Шумахер. Рассказ Дмитрия Белоусова

Дина Немировская 2
Конечно, фамилия у него была другая – Иванушкин. Напрашивалось – Иванушка- Интернешнл. И так звали, но изредка. Слишком длинно и заумно. Шумахер ему подходило больше. Всё из-за виртуозной езды на маленькой тележке, на маленьких же колёсиках, вращающихся вокруг своей оси. Если вместо колёсиков приделать коньки, то получились бы «чуни», на которых пацаны гоняют по льду, отталкиваясь дротиками. Но Шумахер ездил техничнее – ему не мешали ноги, их у него не было, как и пальцев на правой руке, впрочем. Отталкивался он не дротиками, а руками, одетыми в грязные нитяные перчатки. Двигаться мог с одинаковой скоростью во все стороны, даже вращаясь вокруг своей оси. Преодолевал ступеньки, бордюры.
Шумахер был профессиональным попрошайкой, нет, даже не попрошайкой. Деньги он зарабатывал своим фигурным катанием, сопряжённым со смертельным риском, разъезжая среди ревущих и чадящих на светофоре «Камазов», выделывая свои «фируля».
Легковушки он не любил – жмоты. Вот дальнобойщики – другое дело, ребята с понятиями. Дают щедро – иногда по сотне. В ответ он желал счастливой дороги и крестил машины своей беспалой рукой в грязной рваной перчатке. Жадюгам он пророчил поломки и аварии, штрафы. Некоторые таксисты его знали и сигналили сами, подзывая, чтобы откупиться десяткой и получить доброе напутствие.
Зарабатывал Санька, так звали Шумахера, много – по нескольку тысяч в день, но попал в кабалу к «хозяину», который полностью обирал его. Помимо Саньки на «хозяина» работали ещё трое калек. Спали они в гараже на матрасах. На ночь «хозяин» их запирал, чтобы не сбежали. По утрам кипятили чай и заваривали «бич-пакеты» - вермишель быстрого приготовления. После завтрака «хозяин» развозил их на работу на стареньком «Москвиче», сложив костыли и каталки в багажник. Каждого на своё определённое, прикормленное место.
За спокойствие «хозяин» платил ментам. В течение дня он по нескольку раз проверял своих «работников», наблюдая издалека, не прячут ли те деньги. Им дозволялось купить себе всего лишь по два пирожка да по банке пива. После смены «хозяин» забирал их и привозил назад.
На ужин выдавал по два «бич-пакета», банку тушёнки на двоих и литр водки на всех. Если заработали хорошо, мог поставить ещё бутылку – «от себя». Если находил утаённые деньги – давал в морду.

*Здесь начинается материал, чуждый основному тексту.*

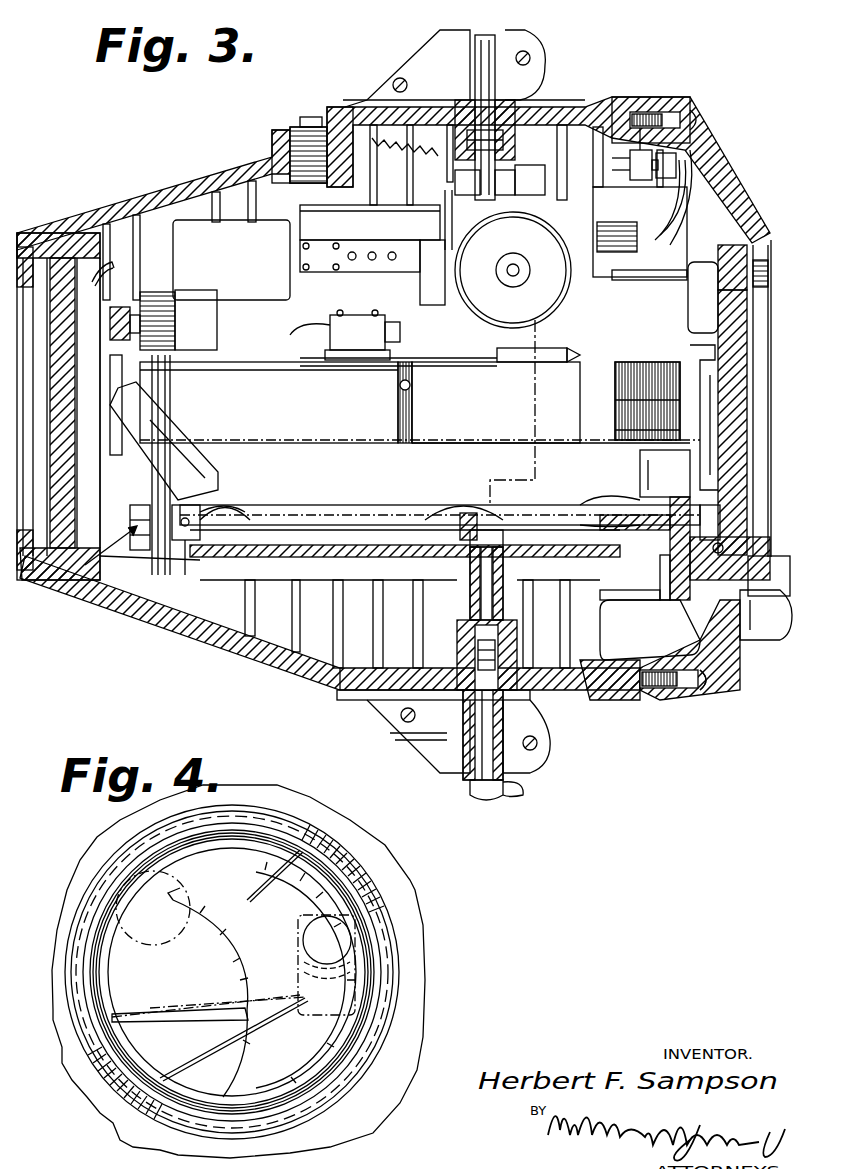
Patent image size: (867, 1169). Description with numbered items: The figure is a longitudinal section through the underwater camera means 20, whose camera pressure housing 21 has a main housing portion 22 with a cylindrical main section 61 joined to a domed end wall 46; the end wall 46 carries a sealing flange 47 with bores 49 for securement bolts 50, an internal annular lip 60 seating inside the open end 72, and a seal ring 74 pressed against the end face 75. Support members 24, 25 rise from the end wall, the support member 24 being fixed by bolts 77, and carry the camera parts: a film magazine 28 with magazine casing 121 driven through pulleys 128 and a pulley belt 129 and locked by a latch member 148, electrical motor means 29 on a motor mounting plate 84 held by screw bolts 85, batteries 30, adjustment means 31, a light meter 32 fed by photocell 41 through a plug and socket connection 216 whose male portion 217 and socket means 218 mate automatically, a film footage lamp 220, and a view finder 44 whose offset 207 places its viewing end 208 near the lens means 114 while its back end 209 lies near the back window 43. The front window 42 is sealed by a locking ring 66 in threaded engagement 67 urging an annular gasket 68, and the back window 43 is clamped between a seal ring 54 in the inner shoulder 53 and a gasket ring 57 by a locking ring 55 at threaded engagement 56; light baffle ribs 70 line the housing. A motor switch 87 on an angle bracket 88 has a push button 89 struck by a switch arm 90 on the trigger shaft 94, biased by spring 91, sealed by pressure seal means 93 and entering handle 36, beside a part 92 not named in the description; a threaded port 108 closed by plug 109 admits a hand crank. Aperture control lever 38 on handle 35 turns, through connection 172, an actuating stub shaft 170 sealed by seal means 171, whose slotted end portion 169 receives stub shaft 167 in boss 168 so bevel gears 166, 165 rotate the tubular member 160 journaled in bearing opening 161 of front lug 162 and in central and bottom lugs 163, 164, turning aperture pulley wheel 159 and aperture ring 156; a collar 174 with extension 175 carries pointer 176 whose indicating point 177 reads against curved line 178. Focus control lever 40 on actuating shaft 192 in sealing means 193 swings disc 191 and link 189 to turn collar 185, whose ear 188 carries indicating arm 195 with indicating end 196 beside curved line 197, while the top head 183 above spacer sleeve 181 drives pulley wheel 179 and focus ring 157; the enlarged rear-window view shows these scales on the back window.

In FIG. 3, the underwater camera means 20 is at (205, 155).
In FIG. 3, the camera pressure housing 21 is at (192, 628).
In FIG. 3, the main housing portion 22 is at (255, 662).
In FIG. 3, the support member 24 is at (620, 290).
In FIG. 3, the support member 25 is at (326, 580).
In FIG. 3, the film magazine 28 is at (545, 455).
In FIG. 3, the electrical motor means 29 is at (505, 310).
In FIG. 3, the batteries 30 is at (700, 212).
In FIG. 3, the adjustment means 31 is at (100, 578).
In FIG. 3, the light meter and index 32 is at (694, 304).
In FIG. 4, the light meter and index 32 is at (358, 956).
In FIG. 3, the handle 35 is at (552, 762).
In FIG. 3, the handle 36 is at (545, 52).
In FIG. 3, the aperture control lever 38 is at (528, 795).
In FIG. 3, the focus control lever 40 is at (770, 565).
In FIG. 3, the photocell 41 is at (90, 280).
In FIG. 3, the front window 42 is at (60, 256).
In FIG. 3, the back window 43 is at (740, 250).
In FIG. 4, the back window 43 is at (322, 880).
In FIG. 3, the view finder 44 is at (322, 465).
In FIG. 3, the circular end wall 46 is at (712, 170).
In FIG. 4, the circular end wall 46 is at (400, 905).
In FIG. 3, the circumferential sealing flange 47 is at (683, 100).
In FIG. 3, the bores 49 is at (668, 116).
In FIG. 3, the securement bolts 50 is at (705, 118).
In FIG. 3, the inner shoulder 53 is at (720, 232).
In FIG. 3, the seal ring 54 is at (712, 542).
In FIG. 4, the locking ring 55 is at (378, 1005).
In FIG. 3, the threaded engagement 56 is at (770, 391).
In FIG. 3, the gasket ring 57 is at (770, 540).
In FIG. 3, the internal annular lip 60 is at (650, 648).
In FIG. 3, the main section 61 is at (345, 110).
In FIG. 3, the locking pressure ring 66 is at (20, 255).
In FIG. 3, the threaded engagement 67 is at (35, 578).
In FIG. 3, the annular gasket 68 is at (35, 252).
In FIG. 3, the light baffle ribs 70 is at (172, 210).
In FIG. 3, the open end 72 is at (628, 662).
In FIG. 3, the seal ring 74 is at (680, 692).
In FIG. 3, the end face 75 is at (665, 690).
In FIG. 3, the bolts 77 is at (672, 330).
In FIG. 3, the motor mounting plate 84 is at (436, 305).
In FIG. 3, the screw bolts 85 is at (370, 272).
In FIG. 3, the motor switch 87 is at (527, 172).
In FIG. 3, the angle bracket 88 is at (436, 216).
In FIG. 3, the switch push button 89 is at (460, 188).
In FIG. 3, the switch arm 90 is at (448, 176).
In FIG. 3, the spring 91 is at (405, 164).
In FIG. 3, the collar 92 is at (498, 190).
In FIG. 3, the pressure seal means 93 is at (500, 138).
In FIG. 3, the trigger shaft 94 is at (478, 78).
In FIG. 3, the threaded port 108 is at (280, 140).
In FIG. 3, the threaded plug 109 is at (310, 125).
In FIG. 3, the lens means 114 is at (150, 300).
In FIG. 3, the magazine casing 121 is at (495, 413).
In FIG. 3, the pulleys 128 is at (548, 348).
In FIG. 3, the pulley belt 129 is at (582, 352).
In FIG. 3, the latch member 148 is at (412, 385).
In FIG. 3, the aperture ring 156 is at (168, 362).
In FIG. 3, the focus ring 157 is at (152, 342).
In FIG. 3, the aperture pulley wheel 159 is at (150, 600).
In FIG. 3, the hollow tubular member 160 is at (330, 510).
In FIG. 3, the bearing opening 161 is at (245, 515).
In FIG. 3, the front lug 162 is at (225, 505).
In FIG. 3, the central ported lug 163 is at (448, 505).
In FIG. 3, the bottom ported lug 164 is at (600, 505).
In FIG. 3, the external bevel gear 165 is at (478, 505).
In FIG. 3, the bevel gear 166 is at (500, 515).
In FIG. 3, the stub shaft 167 is at (500, 570).
In FIG. 3, the boss 168 is at (470, 570).
In FIG. 3, the slotted end portion 169 is at (476, 618).
In FIG. 3, the actuating stub shaft 170 is at (480, 735).
In FIG. 3, the seal means 171 is at (500, 648).
In FIG. 3, the connection 172 is at (470, 792).
In FIG. 3, the collar 174 is at (625, 510).
In FIG. 3, the extension 175 is at (640, 490).
In FIG. 3, the aperture indicating pointer 176 is at (690, 396).
In FIG. 4, the aperture indicating pointer 176 is at (200, 1005).
In FIG. 3, the indicating point 177 is at (695, 350).
In FIG. 4, the indicating point 177 is at (290, 1008).
In FIG. 4, the curved line 178 is at (225, 892).
In FIG. 3, the pulley wheel 179 is at (186, 562).
In FIG. 3, the spacer sleeve 181 is at (182, 503).
In FIG. 3, the top head 183 is at (135, 515).
In FIG. 3, the collar 185 is at (675, 585).
In FIG. 3, the ear 188 is at (660, 545).
In FIG. 3, the link 189 is at (668, 590).
In FIG. 3, the disc 191 is at (680, 612).
In FIG. 3, the actuating shaft 192 is at (762, 622).
In FIG. 3, the sealing means 193 is at (710, 655).
In FIG. 3, the indicating arm 195 is at (690, 410).
In FIG. 4, the indicating arm 195 is at (145, 1015).
In FIG. 3, the indicating end 196 is at (690, 385).
In FIG. 4, the indicating end 196 is at (218, 1030).
In FIG. 4, the curved line 197 is at (228, 960).
In FIG. 3, the offset 207 is at (228, 440).
In FIG. 3, the viewing end 208 is at (115, 420).
In FIG. 3, the back end 209 is at (690, 432).
In FIG. 4, the back end 209 is at (125, 930).
In FIG. 3, the plug and socket connection 216 is at (645, 182).
In FIG. 3, the male portion 217 is at (632, 148).
In FIG. 3, the socket means 218 is at (672, 178).
In FIG. 3, the film footage lamp 220 is at (358, 336).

Зимой бедолагам деваться было некуда. Ночевали в относительном тепле. У них стояли электрообогреватель и «козёл». А летом Санька часто убегал, скитался, менял места, скрываясь от «хозяина». Тот его разыскивал, забирал назад и бил. Жаловаться на «хозяина» этот обрубок рода человеческого не мог. У того с ментами всё было схвачено.
Личных вещей у Саньки не было. Лишь холщевая сумка для сбора подаяний, да главное его богатство – тележка-кормилица, которая была ему дороже, чем «залимонные тачки» некоторым.
Напивался Санька вусмерть. Падал со своей тележки прямо на улице. Кто-нибудь из сердобольных прохожих вызывал полицию, представители которой, предварительно почистив карманы, привозили Шумахера в наше учреждение. Впрочем, иногда и просто грабили, вывозили подальше и бросали у обочины. Неохота было валандаться с ним. Но даже такие подонки не отбирали, привозили тележку вместе с Санькой – знали: без неё тому – каюк.
У нас Шумахера принимали, и матерящиеся санитары относили пропахшую мочой тележку на просушку, а Саньку – в санпропускник, где были и переодевали в чистое. Его вонючую одежонку тщательно обыскивали, извлекая заначенные мятые влажные купюры – деньги не пахнут, но только после просушки.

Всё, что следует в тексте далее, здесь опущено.